The signs of looming disaster are all around us.

  • Tornadoes are ravaging the landscape earlier and later in the year and in places where they had been unknown, such as western Iowa and Minnesota. The tornadoes that tore through Kentucky and neighboring states last weekend were the deadliest in Kentucky’s history. One tornado’s 277-mile path may have been the longest on record.
  • A powerful storm with hurricane-force gusts roared on Wednesday along a 665-mile path from New Mexico to Michigan. One meteorologist said the central United States has never seen such a violent December storm.
  • On Tuesday, the World Meteorological Organization confirmed the Arctic experienced an all-time temperature record of 100.4 degrees Fahrenheit last year in the Siberian town of Verkhoyansk.
  • At a meeting at the American Geophysical Union conference this week, scientists said the Thwaites Glacier ice shelf in Antarctica could fail within just five years, raising ocean waters by 2 feet or more as glaciers protected by the ice shelf flow more quickly into the ocean.
  • On Aug. 14, for the first time on record, rain fell at the summit of the ice sheet in Greenland. The ice sheet lost about 77 trillion pounds to rains in July and August.
  • In September, the U.S. government linked the Southwest’s lowest precipitation in more than a century to climate change.
  • Scientists said a record-breaking heat wave in the United States and Canadian Pacific Northwest in June would have been “virtually impossible” without climate change. Nearly all of the western United States was parched by a drought that started in 2020. The Hoover Dam’s reservoir hit an all-time low. In July, Death Valley may have broken the world’s all-time heat record for the second year in a row.
  • Over the summer, Portland, Oregon, and Seattle recorded record high temperatures. On June 29, Lytton, British Columbia, wilted under 121 degrees Fahrenheit — a record high for Canada — and then mostly burned down in a wildfire the next day.
  • Cold weather set records in several Texas cities last winter. Millions were without power in freezing temperature after the power grid gave out. New Jersey had its biggest snowfall on record in February, 36.9 inches.
  • July of this year was the hottest month on record.
  • Hurricane Ida in September dropped a record 3.15 inches of rain in one hour in New York City. Record rainfalls also hit Sacramento, Los Angeles and middle Tennessee.
  • In January, some of the worst locust invasions in decades plagued Kenya and other parts of East Africa. In March, Beijing’s worst sandstorm in a decade, fueled by increased desertification, turned the sky orange. In China’s Henan province, a year’s worth of rain fell in three days.
  • In Europe, nearly 200 people died in torrential rains that soaked Germany, Belgium and the Netherlands. Entire villages were washed away in floods.
  • In Russia, underground permafrost is melting in areas that had remained frozen since the last Ice Age.
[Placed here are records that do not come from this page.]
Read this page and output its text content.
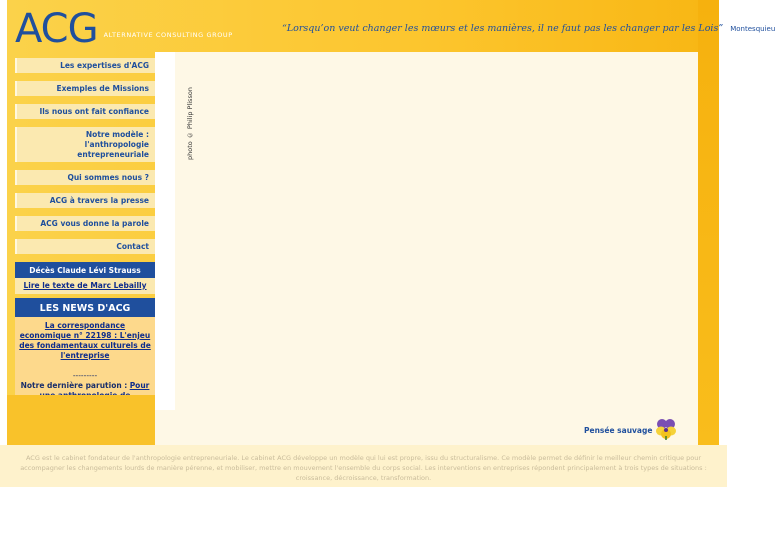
ACG ALTERNATIVE CONSULTING GROUP
“Lorsqu’on veut changer les mœurs et les manières, il ne faut pas les changer par les Lois” Montesquieu
photo © Philip Plisson
Les expertises d'ACG
Exemples de Missions
Ils nous ont fait confiance
Notre modèle : l'anthropologie entrepreneuriale
Qui sommes nous ?
ACG à travers la presse
ACG vous donne la parole
Contact
Décès Claude Lévi Strauss
Lire le texte de Marc Lebailly
LES NEWS D'ACG
La correspondance economique n° 22198 : L'enjeu des fondamentaux culturels de l'entreprise
---------
Notre dernière parution : Pour
Pensée sauvage
ACG est le cabinet fondateur de l'anthropologie entrepreneuriale. Le cabinet ACG développe un modèle qui lui est propre, issu du structuralisme. Ce modèle permet de définir le meilleur chemin critique pour accompagner les changements lourds de manière pérenne, et mobiliser, mettre en mouvement l'ensemble du corps social. Les interventions en entreprises répondent principalement à trois types de situations : croissance, décroissance, transformation.
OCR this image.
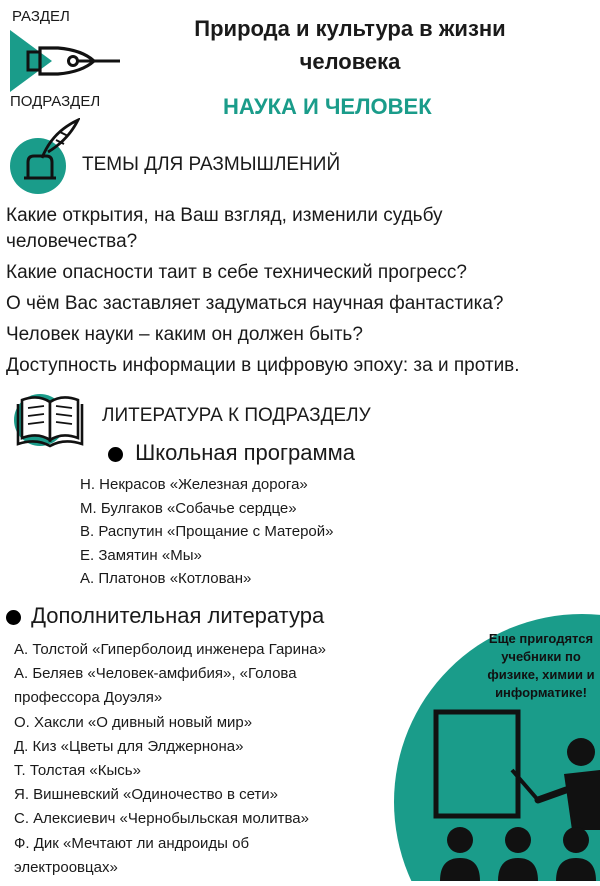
РАЗДЕЛ
ПОДРАЗДЕЛ
Природа и культура в жизни
человека
НАУКА И ЧЕЛОВЕК
ТЕМЫ ДЛЯ РАЗМЫШЛЕНИЙ
Какие открытия, на Ваш взгляд, изменили судьбу
человечества?
Какие опасности таит в себе технический прогресс?
О чём Вас заставляет задуматься научная фантастика?
Человек науки – каким он должен быть?
Доступность информации в цифровую эпоху: за и против.
ЛИТЕРАТУРА К ПОДРАЗДЕЛУ
Школьная программа
Н. Некрасов «Железная дорога»
М. Булгаков «Собачье сердце»
В. Распутин «Прощание с Матерой»
Е. Замятин «Мы»
А. Платонов «Котлован»
Еще пригодятся
учебники по
физике, химии и
информатике!
Дополнительная литература
А. Толстой «Гиперболоид инженера Гарина»
А. Беляев «Человек-амфибия», «Голова
профессора Доуэля»
О. Хаксли «О дивный новый мир»
Д. Киз «Цветы для Элджернона»
Т. Толстая «Кысь»
Я. Вишневский «Одиночество в сети»
С. Алексиевич «Чернобыльская молитва»
Ф. Дик «Мечтают ли андроиды об
электроовцах»
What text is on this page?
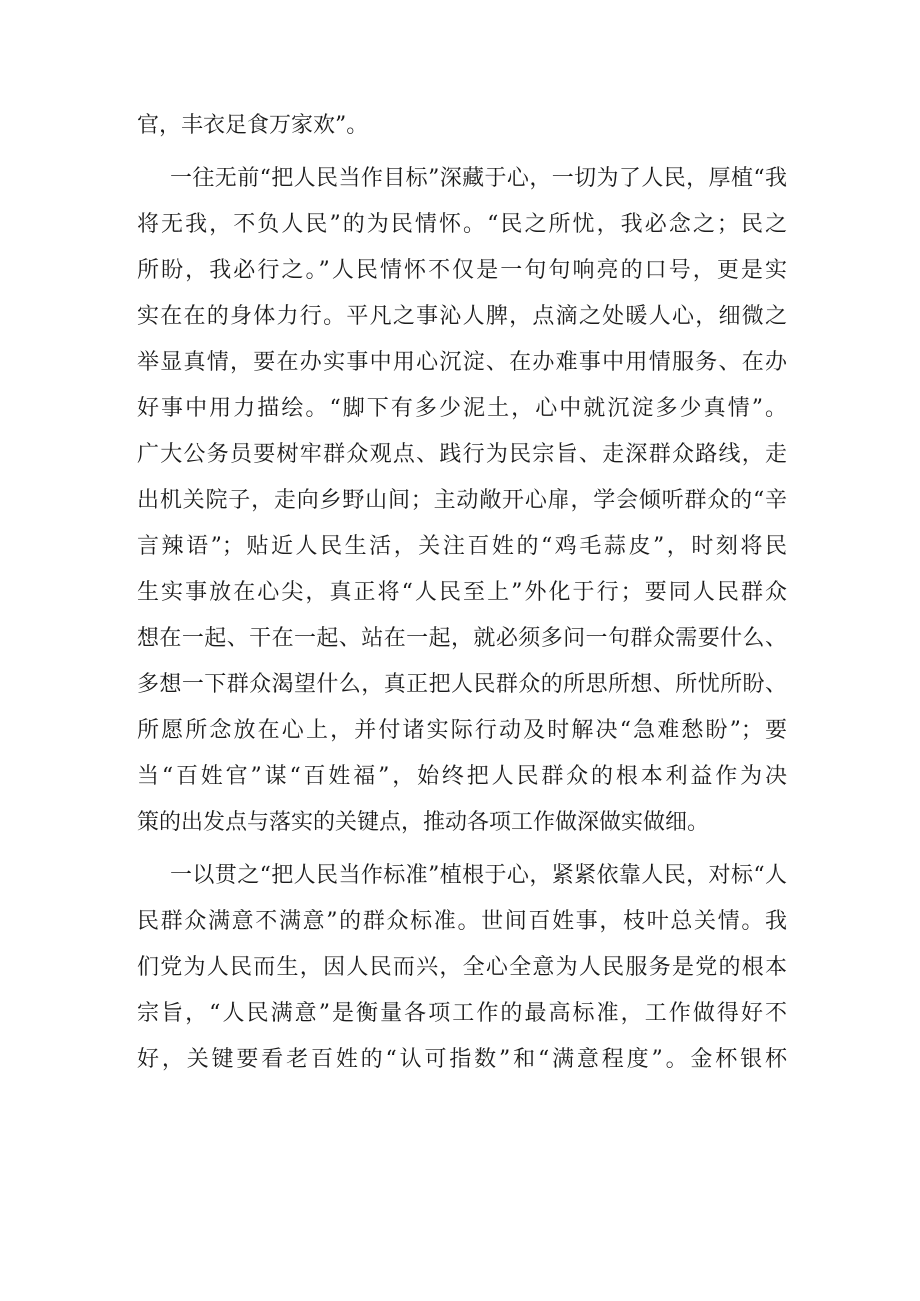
官，丰衣足食万家欢”。
一往无前“把人民当作目标”深藏于心，一切为了人民，厚植“我
将无我，不负人民”的为民情怀。“民之所忧，我必念之；民之
所盼，我必行之。”人民情怀不仅是一句句响亮的口号，更是实
实在在的身体力行。平凡之事沁人脾，点滴之处暖人心，细微之
举显真情，要在办实事中用心沉淀、在办难事中用情服务、在办
好事中用力描绘。“脚下有多少泥土，心中就沉淀多少真情”。
广大公务员要树牢群众观点、践行为民宗旨、走深群众路线，走
出机关院子，走向乡野山间；主动敞开心扉，学会倾听群众的“辛
言辣语”；贴近人民生活，关注百姓的“鸡毛蒜皮”，时刻将民
生实事放在心尖，真正将“人民至上”外化于行；要同人民群众
想在一起、干在一起、站在一起，就必须多问一句群众需要什么、
多想一下群众渴望什么，真正把人民群众的所思所想、所忧所盼、
所愿所念放在心上，并付诸实际行动及时解决“急难愁盼”；要
当“百姓官”谋“百姓福”，始终把人民群众的根本利益作为决
策的出发点与落实的关键点，推动各项工作做深做实做细。
一以贯之“把人民当作标准”植根于心，紧紧依靠人民，对标“人
民群众满意不满意”的群众标准。世间百姓事，枝叶总关情。我
们党为人民而生，因人民而兴，全心全意为人民服务是党的根本
宗旨，“人民满意”是衡量各项工作的最高标准，工作做得好不
好，关键要看老百姓的“认可指数”和“满意程度”。金杯银杯
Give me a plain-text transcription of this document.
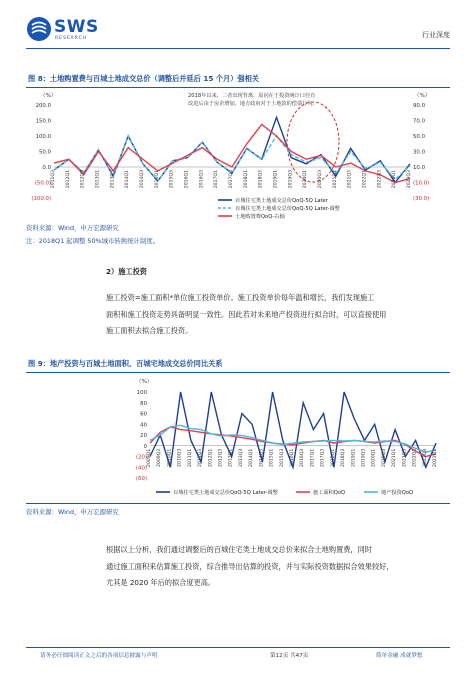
SWS
RESEARCH	行业深度
图 8：土地购置费与百城土地成交总价（调整后并延后 15 个月）强相关
（%）	（%）
2018年以来，二者出现背离，原因在于投资统计口径有
改进后由于房企增加，地方政府对于土地款的偿债行为。
200.0
150.0
100.0
50.0
0.0
(50.0)
(100.0)
90.0
70.0
50.0
30.0
10.0
(10.0)
(30.0)
2011Q3 2012Q1 2012Q3 2013Q1 2013Q3 2014Q1 2014Q3 2015Q1 2015Q3 2016Q1 2016Q3 2017Q1 2017Q3 2018Q1 2018Q3 2019Q1 2019Q3 2020Q1 2020Q3 2021Q1 2021Q3 2022Q1 2022Q3 2023Q1 2023Q3
百城住宅类土地成交总价QoQ-5Q Later
百城住宅类土地成交总价QoQ-5Q Later-调整
土地购置费QoQ-右轴
资料来源：Wind，申万宏源研究
注：2018Q1 起调整 50%城市转换统计制度。
2）施工投资
施工投资=施工面积*单位施工投资单价。施工投资单价每年温和增长，我们发现施工
面积和施工投资走势具备明显一致性。因此若对未来地产投资进行拟合时，可以直接使用
施工面积去拟合施工投资。
图 9：地产投资与百城土地面积、百城宅地成交总价同比关系
（%）
100
80
60
40
20
0
(20)
(40)
(60)
2009Q1 2009Q3 2010Q1 2010Q3 2011Q1 2011Q3 2012Q1 2012Q3 2013Q1 2013Q3 2014Q1 2014Q3 2015Q1 2015Q3 2016Q1 2016Q3 2017Q1 2017Q3 2018Q1 2018Q3 2019Q1 2019Q3 2020Q1 2020Q3 2021Q1 2021Q3 2022Q1 2022Q3 2023Q1
百城住宅类土地成交总价QoQ-5Q Later-调整	施工面积QoQ	地产投资QoQ
资料来源：Wind，申万宏源研究
根据以上分析，我们通过调整后的百城住宅类土地成交总价来拟合土地购置费，同时
通过施工面积来估算施工投资，综合推导出估算的投资，并与实际投资数据拟合效果较好，
尤其是 2020 年后的拟合度更高。
请务必仔细阅读正文之后的各项信息披露与声明	第12页 共47页	简单金融 成就梦想
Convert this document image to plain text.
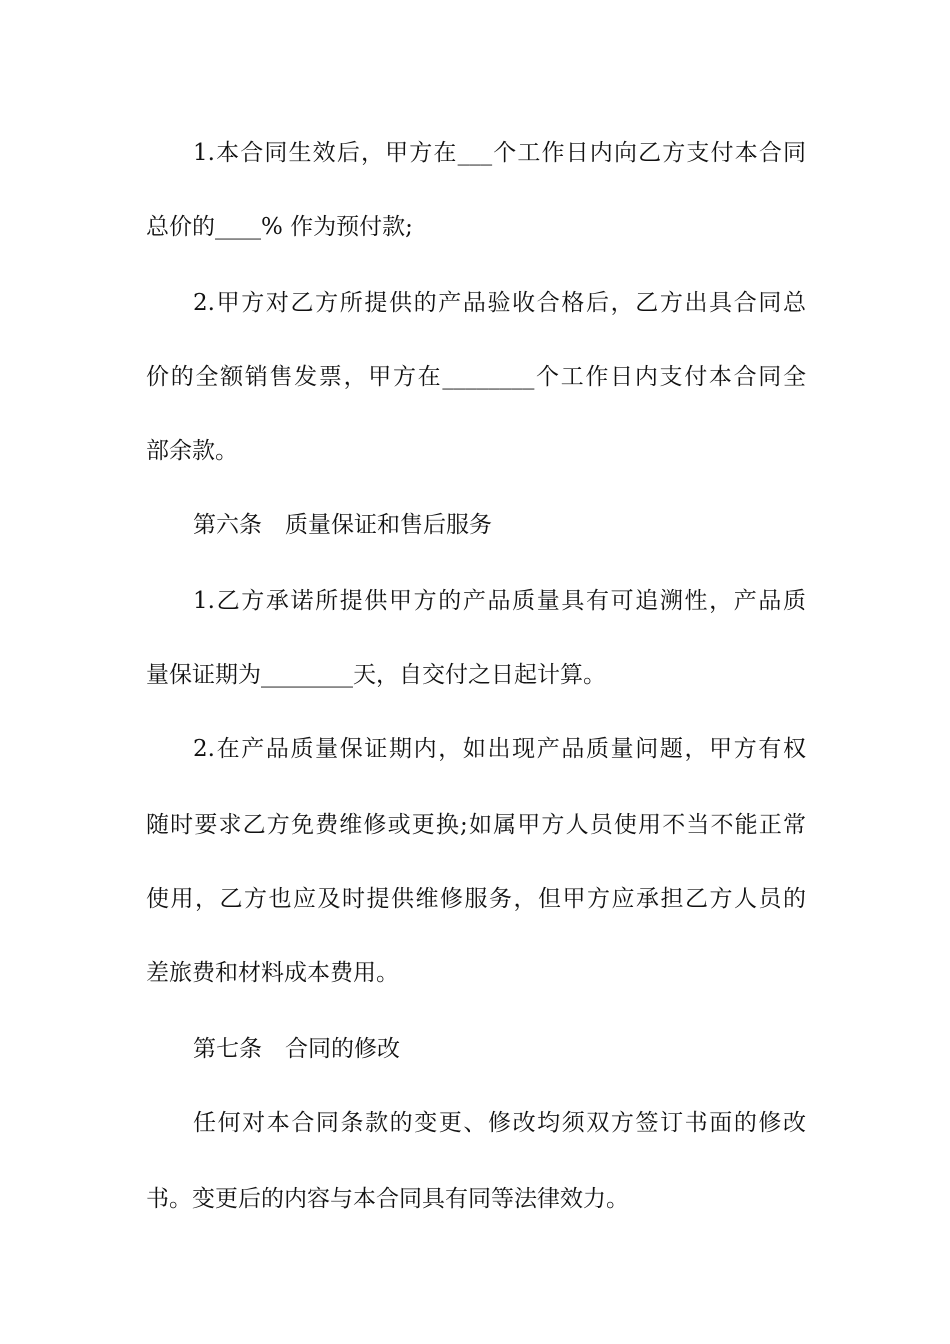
1.本合同生效后，甲方在___个工作日内向乙方支付本合同
总价的____% 作为预付款;
2.甲方对乙方所提供的产品验收合格后，乙方出具合同总
价的全额销售发票，甲方在________个工作日内支付本合同全
部余款。
第六条　质量保证和售后服务
1.乙方承诺所提供甲方的产品质量具有可追溯性，产品质
量保证期为________天，自交付之日起计算。
2.在产品质量保证期内，如出现产品质量问题，甲方有权
随时要求乙方免费维修或更换;如属甲方人员使用不当不能正常
使用，乙方也应及时提供维修服务，但甲方应承担乙方人员的
差旅费和材料成本费用。
第七条　合同的修改
任何对本合同条款的变更、修改均须双方签订书面的修改
书。变更后的内容与本合同具有同等法律效力。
Scientists have long warned us to expect unprecedented heat waves, devastating floods, ever-bigger wildfires and persistent droughts if humans don’t stop burning fossil fuels, releasing greenhouse gases into the atmosphere.

We are seeing the costs all around us. For only the third time since 1970, insurance losses due to extreme weather events topped $100 billion this year, with half a month to go. Lives have been lost, jobs have disappeared, habitat has been destroyed and farmland has been abandoned.

When we hear voices tell us tackling climate change is too expensive, we should ignore them. Severe weather events already are inflicting huge tolls.